Over this past summer, I learned to say yes. Rather than allowing my usual pragmatic (and let's face it, antisocial) side reign, I decided to embrace experiences that challenged me or pushed my limits. I encountered my fair share of awkward moments and newbie naivete, but once I started embracing the possibilities, I found that the box I created for myself started to crumble like wet cardboard. I felt a new sense of freedom that could only be defined by Rollo May. He wrote,
"Freedom is man's capacity to take a hand in his own development. It is our capacity to mold ourselves." And Now Miguel by Joseph Krumgold, winner of the 1954 Newbery Medal, and Carry On, Mr. Bowditch by Jean Lee Latham, winner of the 1956 Newbery Medal, both exemplify true stories of personal growth.
And Now Miguel tells the story of Miguel Chavez, who "has a secret wish to travel with the men of his family to the Sangre de Cristo mountains," where they bring their flock of sheep to graze for the summer. As the middle child, he is constantly overlooked and longs to become as important as his older brother, Gabriel. Whenever the opportunity arises, he does anything he can to show that he is ready to go to the mountain and become a man. Miguel makes a special wish to San Ysidro, the patron saint of farmers, to help him, but it's Miguel, through his hard work and perseverance, that changes his fate. In the process of learning about caring for the sheep, Miguel learns more about himself and the journey of life, as his father says, "when we need a good man, we don't depend on luck. We raise them" (150).

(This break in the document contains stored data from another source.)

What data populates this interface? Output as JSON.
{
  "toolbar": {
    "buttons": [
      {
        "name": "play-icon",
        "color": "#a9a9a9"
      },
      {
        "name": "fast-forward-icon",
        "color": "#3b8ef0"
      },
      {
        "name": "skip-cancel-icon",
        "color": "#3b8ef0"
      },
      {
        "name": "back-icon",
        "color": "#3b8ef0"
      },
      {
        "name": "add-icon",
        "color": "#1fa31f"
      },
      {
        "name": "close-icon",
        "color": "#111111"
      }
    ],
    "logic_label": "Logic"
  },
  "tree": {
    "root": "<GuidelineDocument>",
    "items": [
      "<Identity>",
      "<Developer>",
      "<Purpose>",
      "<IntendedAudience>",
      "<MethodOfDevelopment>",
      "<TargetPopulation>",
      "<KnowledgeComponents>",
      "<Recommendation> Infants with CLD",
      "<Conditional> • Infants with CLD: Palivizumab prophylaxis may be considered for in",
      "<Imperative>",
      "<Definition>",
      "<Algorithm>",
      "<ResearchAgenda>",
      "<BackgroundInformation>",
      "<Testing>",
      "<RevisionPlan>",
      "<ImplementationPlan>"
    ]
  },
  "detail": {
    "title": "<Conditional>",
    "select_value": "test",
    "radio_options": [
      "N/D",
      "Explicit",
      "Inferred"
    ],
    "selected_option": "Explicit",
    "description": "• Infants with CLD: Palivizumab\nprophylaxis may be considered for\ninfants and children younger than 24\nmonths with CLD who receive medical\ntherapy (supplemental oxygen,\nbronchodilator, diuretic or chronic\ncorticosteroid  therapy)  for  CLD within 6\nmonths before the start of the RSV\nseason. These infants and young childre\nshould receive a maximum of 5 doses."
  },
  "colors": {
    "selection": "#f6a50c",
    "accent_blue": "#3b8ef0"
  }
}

Carry On, Mr. Bowditch tells the story of Nat Bowditch, who grows up during the American revolution. At a young age, Nat is apprenticed to learn the trade of Ship Chandlery (a sort of Walmart for ships), and must forgo his dreams of studying at Harvard. However, Nat does not buckle under his new lot, but decides to work around it. While learning the ins and outs of ropes, anchors, and barrels, he uses his free time to learn navigation, mathematics, and Latin. In true sailor fashion, he "sails by the ash breeze," a term for towing ships by a boat in front of it. In the process of gaining this knowledge, he surpasses the experts of his day. His persistence to become a Harvard man without attending Harvard saves numerous lives, resulting in his book, The American Practical Navigator, a book still used today.